Whether it’s our love affair with fishing, surfing, diving, or simply being near the water, our oceans have come to define who we are in Hawaii. For the early Hawaiians, who voyaged to these islands along countless miles of ocean, or the surfers of today, we are nothing without the sea. The ocean has shaped our collective identity as much as any other driving force. Considering pollution, climate change, and globalization, our oceans have shown that they are not immune to the effects of man and it’s of the utmost importance that we protect something that’s become so vital to our community.

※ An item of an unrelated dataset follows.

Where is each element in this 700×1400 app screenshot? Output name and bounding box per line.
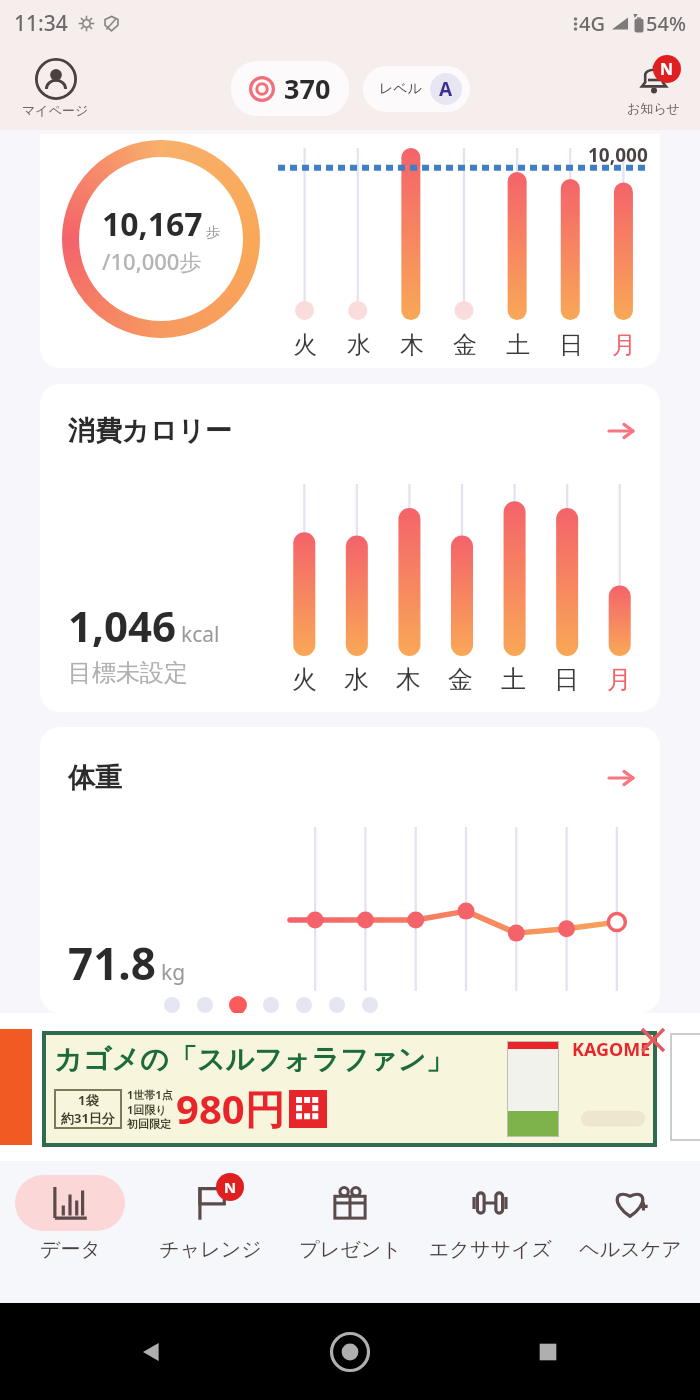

The Ocean Fest’s roots actually date back to 2011 and Dotty Kelly-Paddock of the North Shore Ocean Education Coalition. By providing experiential and educational opportunities about Hawaii’s marine life for our keiki, this group helped to create a new generation of environmentally minded stewards. On the heels of the great work that the North Shore Ocean Education Coalition has undertaken, Turtle Bay partnered with the group to create the family-friendly Ocean Fest that we’ve all come to look forward to every year.
To boot, all funds raised by the Ocean Fest are used to sustain marine education for North Shore students in grades K through 12. To further contribute and keep the good work going, the proceeds raised by selling this year’s Ocean Fest tee-shirts, designed by local artist Lauren Roth, also support ocean education for North Shore keiki.
Whether it was the live music, talk story sessions, delicious local grinds and art exhibits, the 2016 Ocean Fest was a huge success and we at Turtle Bay look forward to supporting it well into the future.